The problem with most arguments in the debate about reading is that they posit literature as an instrument used to achieve a certain goal: either the good of the individual (it is good for you) or the good of society (it makes you good). Leaving aside the issue of deciding whether what makes you good is not, ultimately, good for you, a more fundamental question arises: why does literature need to be defended at all?

The anxiety to justify literature is symptomatic of our age, when all activities should have an easily identifiable objective. The difficulty with literature, as well as with music or the fine arts, is that it has no recognisable purpose or, in Immanuel Kant's elegant formulation, it embodies "purposiveness without purpose". Reading certainly has myriad effects, but it is difficult to pinpoint exactly how it influences each person and harder still to translate this impact in terms of quantifiable gains.

Literature breaks the continuum of the everyday and makes us stop and think. The linguistic experimentation that is the hallmark of the literary estranges us from the most commonplace of tools, our language, while the fictional elements of novels, plays and poems offer us a glimpse into a reality that is not our own.

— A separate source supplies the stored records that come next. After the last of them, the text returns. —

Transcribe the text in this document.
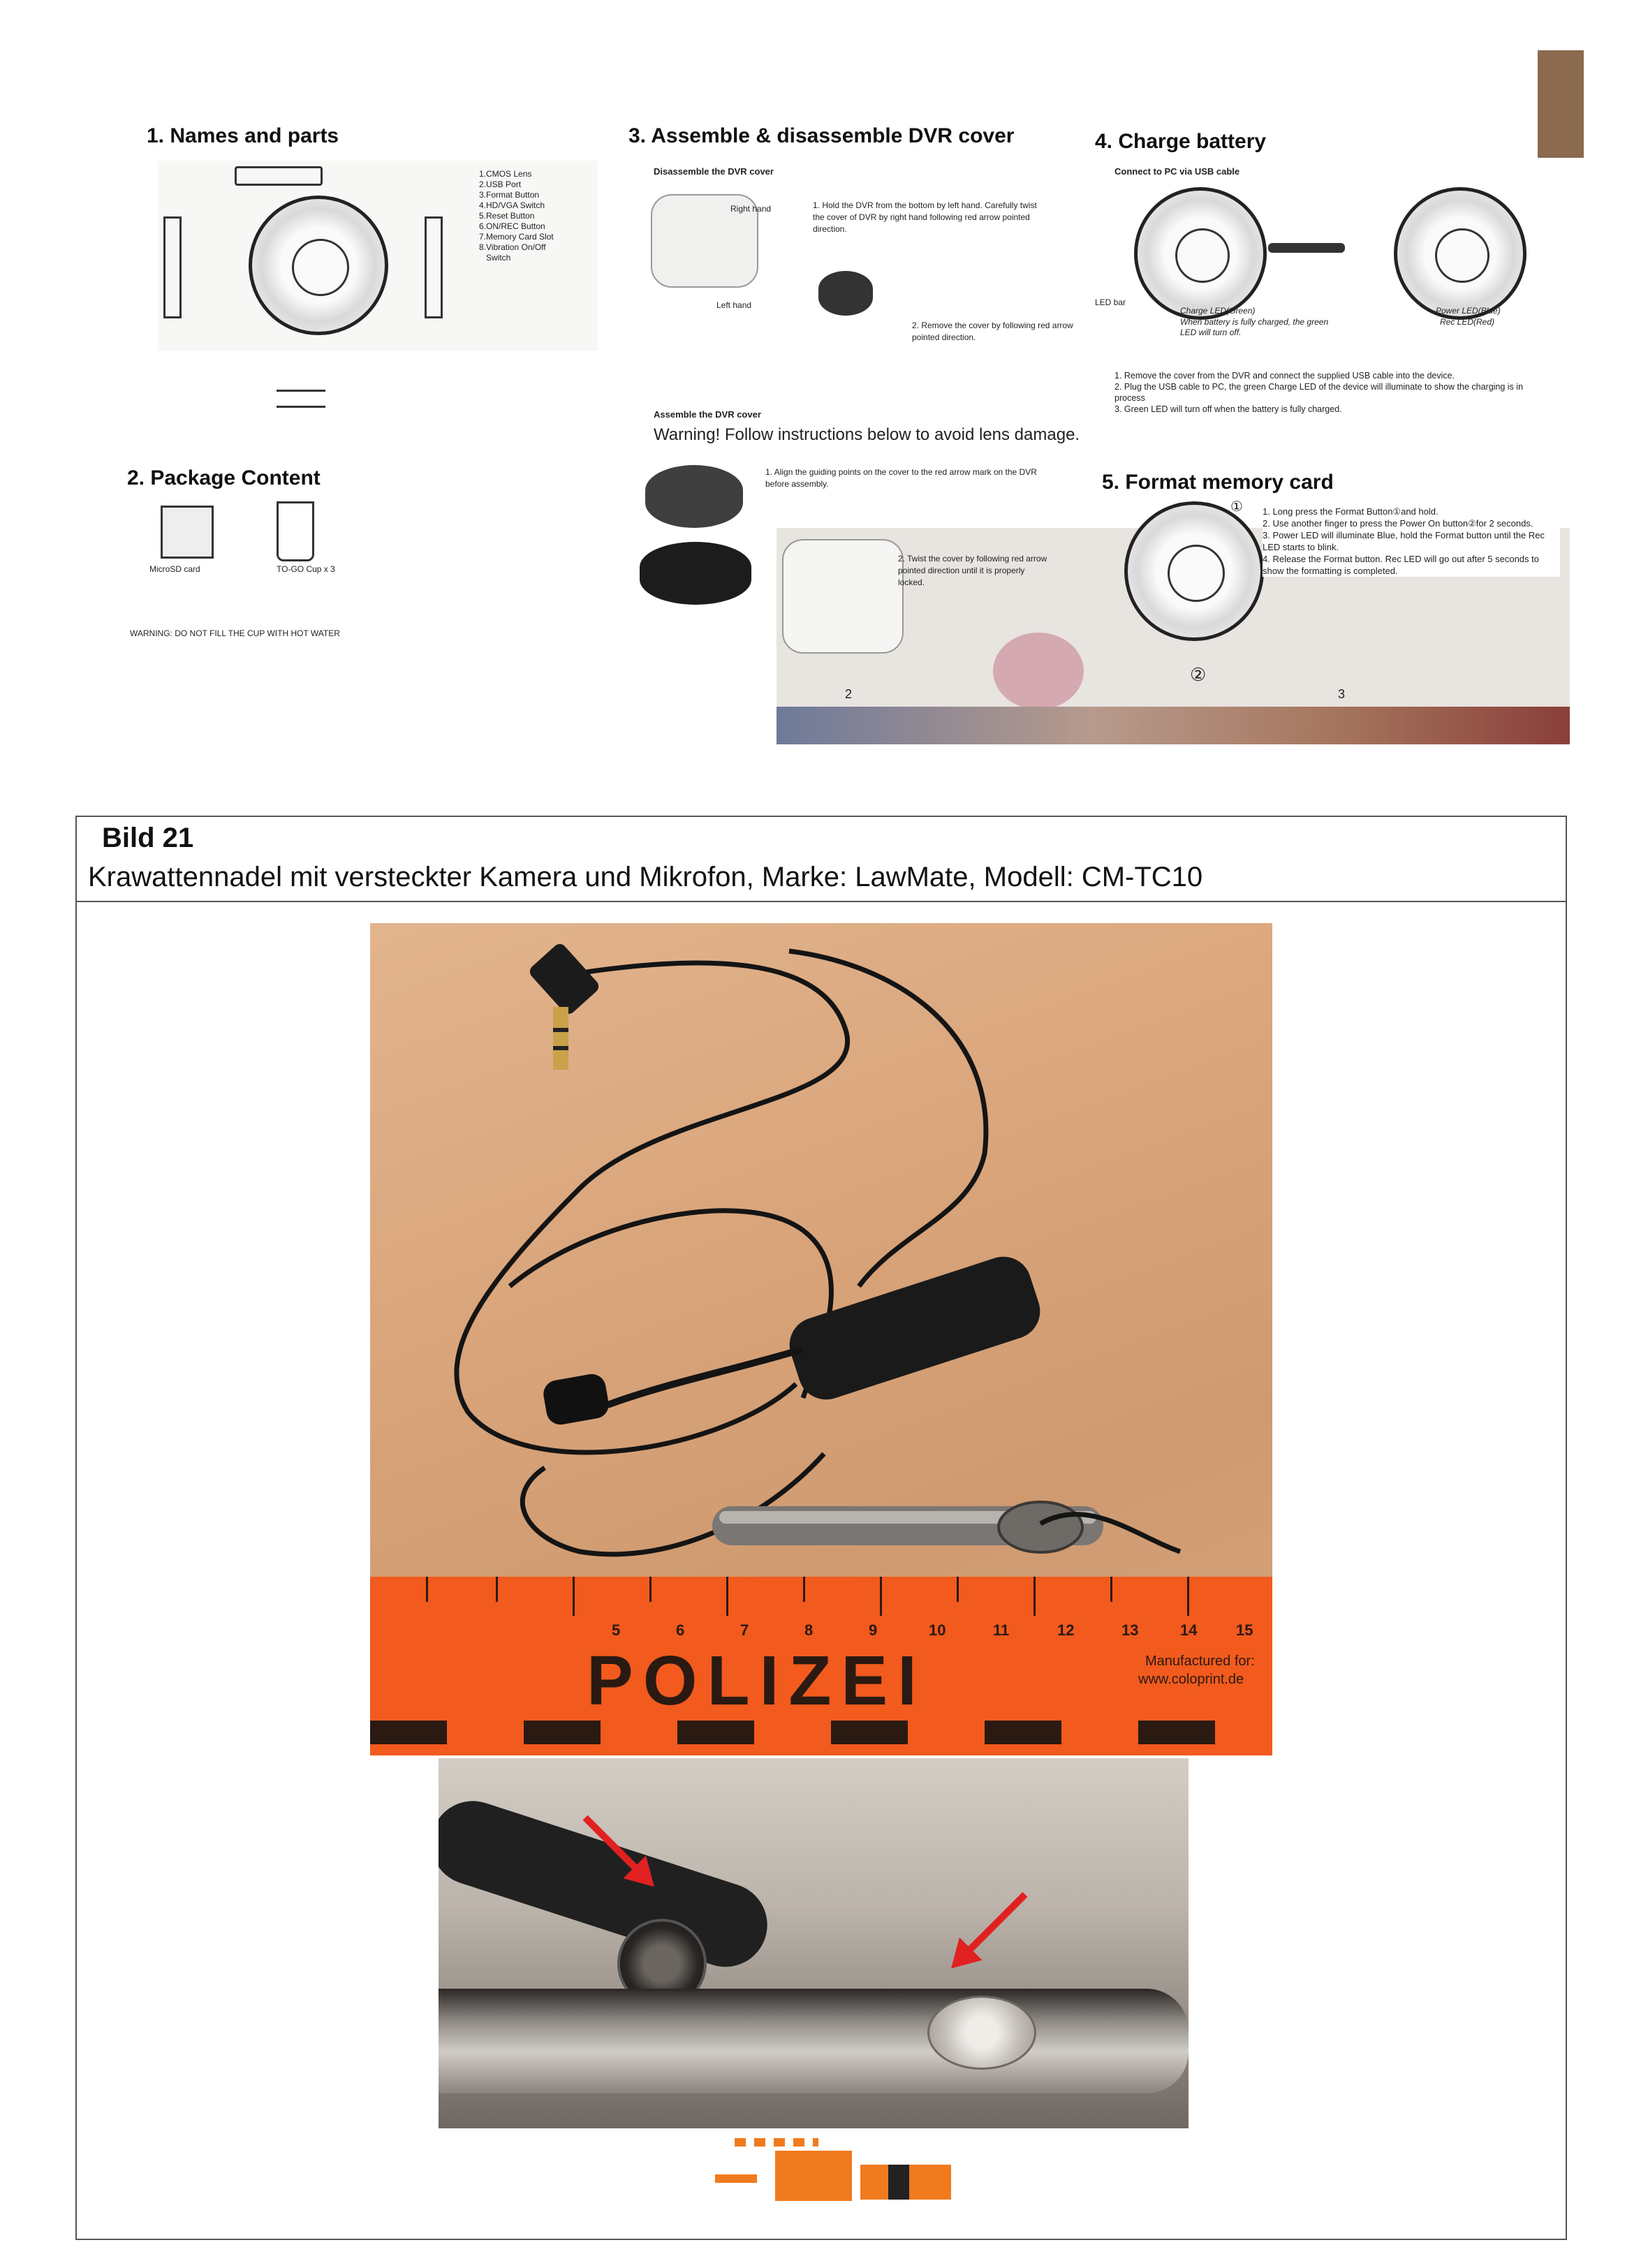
1. Names and parts
1.CMOS Lens
2.USB Port
3.Format Button
4.HD/VGA Switch
5.Reset Button
6.ON/REC Button
7.Memory Card Slot
8.Vibration On/Off
Switch
2. Package Content
MicroSD card	TO-GO Cup x 3
WARNING: DO NOT FILL THE CUP WITH HOT WATER
3. Assemble & disassemble DVR cover
Disassemble the DVR cover
Right hand
Left hand
1. Hold the DVR from the bottom by left hand. Carefully twist the cover of DVR by right hand following red arrow pointed direction.
2. Remove the cover by following red arrow pointed direction.
Assemble the DVR cover
Warning! Follow instructions below to avoid lens damage.
1. Align the guiding points on the cover to the red arrow mark on the DVR before assembly.
2. Twist the cover by following red arrow pointed direction until it is properly locked.
2	3
4. Charge battery
Connect to PC via USB cable
LED bar
Charge LED(Green)
When battery is fully charged, the green LED will turn off.
Power LED(Blue)
Rec LED(Red)
1. Remove the cover from the DVR and connect the supplied USB cable into the device.
2. Plug the USB cable to PC, the green Charge LED of the device will illuminate to show the charging is in process
3. Green LED will turn off when the battery is fully charged.
5. Format memory card
①
②
1. Long press the Format Button①and hold.
2. Use another finger to press the Power On button②for 2 seconds.
3. Power LED will illuminate Blue, hold the Format button until the Rec LED starts to blink.
4. Release the Format button. Rec LED will go out after 5 seconds to show the formatting is completed.
Bild 21
Krawattennadel mit versteckter Kamera und Mikrofon, Marke: LawMate, Modell: CM-TC10
5	6	7	8	9	10	11	12	13	14	15
POLIZEI	Manufactured for:
www.coloprint.de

Several months ago, there was some article making the rounds that claimed some sort of proof for the idea that reading fiction made you a better person. I think it was Arts & Letters Daily that pithily remarked how, if that were true, English departments should then be oases of enlightened, saintly behavior. That's probably all the refutation it needs, but I'll add a pair of pennies: it's a progressivist delusion that the "bad" parts of humanity can be surgically excised, or selectively bred out of existence. Reading widely may increase the breadth and depth of one's understanding of human experience, but the basic elements of that experience will still include all the things moralists call vices or sins. Reading widely may increase the cognitive tools at one's disposal, without touching the perennial drives which motivate the use of those tools. All the condensed human experience and wisdom in the world won't eliminate the forks in the road that we all constantly encounter and put us on a direct path to perfection.